Herbert Spencer (seorang filosuf, meninggal tahun 1903 berkata: “Ilmu alam memberitahu kepada kita bahwa untuk kita ada batas yang telah ditentukan, yang tidak boleh kita lampaui dalam soal-soal ilmu. Kita tidak boleh melangkah melewati batas itu untuk mengenal sebab yang pertama (yang dimaksud ialah Tuhan) dan betapa hakekatnya.”
Berhubungan dengan itu persoalan yang menyangkut metafisika masih gelap bagi manusia dan belum mendapat penyelesaian. Semua tanda tanya tentang hal itu tidak terjawab oleh akal manusia, oleh ilmu dan filsafatnya. Padahal sejak dahulu kala manusia telah tergoda untuk menyingkap dan mengetahuinya.

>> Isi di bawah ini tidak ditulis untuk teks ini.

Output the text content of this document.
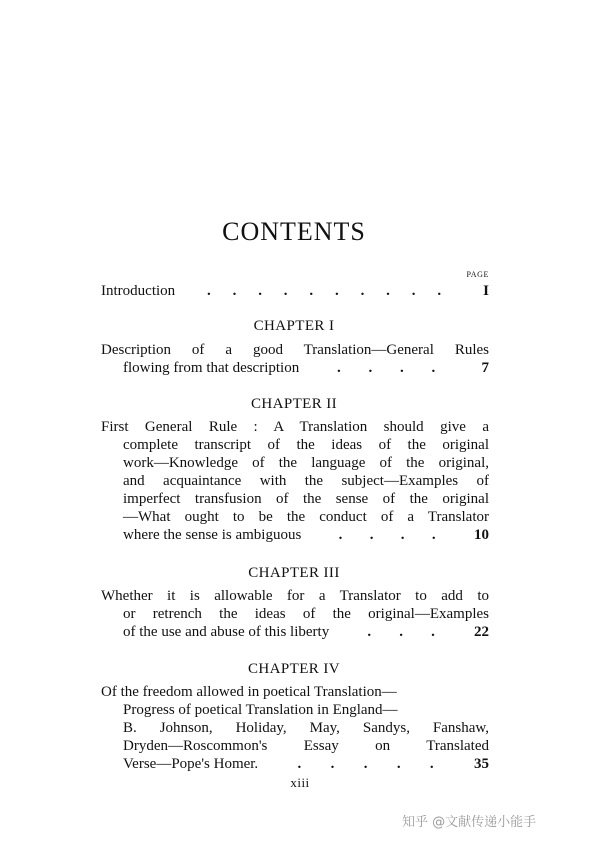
CONTENTS
PAGE
Introduction . . . . . . . . . .	I
CHAPTER I
Description of a good Translation—General Rules
flowing from that description	. . . .	7
CHAPTER II
First General Rule : A Translation should give a
complete transcript of the ideas of the original
work—Knowledge of the language of the original,
and acquaintance with the subject—Examples of
imperfect transfusion of the sense of the original
—What ought to be the conduct of a Translator
where the sense is ambiguous . . . .	10
CHAPTER III
Whether it is allowable for a Translator to add to
or retrench the ideas of the original—Examples
of the use and abuse of this liberty	. . .	22
CHAPTER IV
Of the freedom allowed in poetical Translation—
Progress of poetical Translation in England—
B. Johnson, Holiday, May, Sandys, Fanshaw,
Dryden—Roscommon's Essay on Translated
Verse—Pope's Homer.	. . . . .	35
xiii
知乎 @文献传递小能手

Sesungguhnya persoalan metafisika sudah masuk wilayah agama atau iman, dan hanya Allah saja yang mengetahuinya. Dan Allah Yang Maha Mengetahui perkara yang gaib ini dalam batas-batas yang dipandang perlu telah menerangkan perkara yang gaib tersebut melalui wahyu atau agama-Nya. Dengan demikian agama adalah sumber informasi tentang metafisika, dan karena itu pula hanya dengan agama manusia dapat mengetahui persoalan metafisika. Dengan agamalah dapat diktetahui hal-hal yang berkaitan dengan alam arwah, alam barzah, alam akhirat, surga dan neraka, Tuhan dan sifat-sifat-Nya dan soal-soal gaib lainnya.
Dengan demikian Dr. Muhtadin, MA menyimpulkan, bahwa agama sangatlah penting bagi manusia (dan karena itu sangat dibutuhkan), karena manusia dengan akal, dengan ilmu atau filsafatnya tidak sanggup menyingkap rahasia metafisika. Hal itu hanya dapat diketahui dengan agama, sebab agama adalah sumber informasi tentang metafisika.

4.       Agama sebagai bimbingan rohani di waktu suka dan duka
Hidup manusia di dunia yang fana ini kadang-kadang suka tetapi kadang-kadang juga duka. Maklumlah, dunia bukanlah surga, tetapi juga bukan neraka. Jika dunia itu surga, tentulah hanya kegembiraan yang ada, dan jika dunia itu neraka tentulah hanya penderitaan yang terjadi. Kenyataan menunjukkan, bahwa kehidupan dunia adalah rangkaian dari suka dan duka yang silih berganti.
Firman Allah SWT: “Setiap jiwa pasti akan merasakan kematian, dan engkau Kami coba dengan yang buruk dan dengan yang baik sebagai ujian...” (Al Anbiya’ 35)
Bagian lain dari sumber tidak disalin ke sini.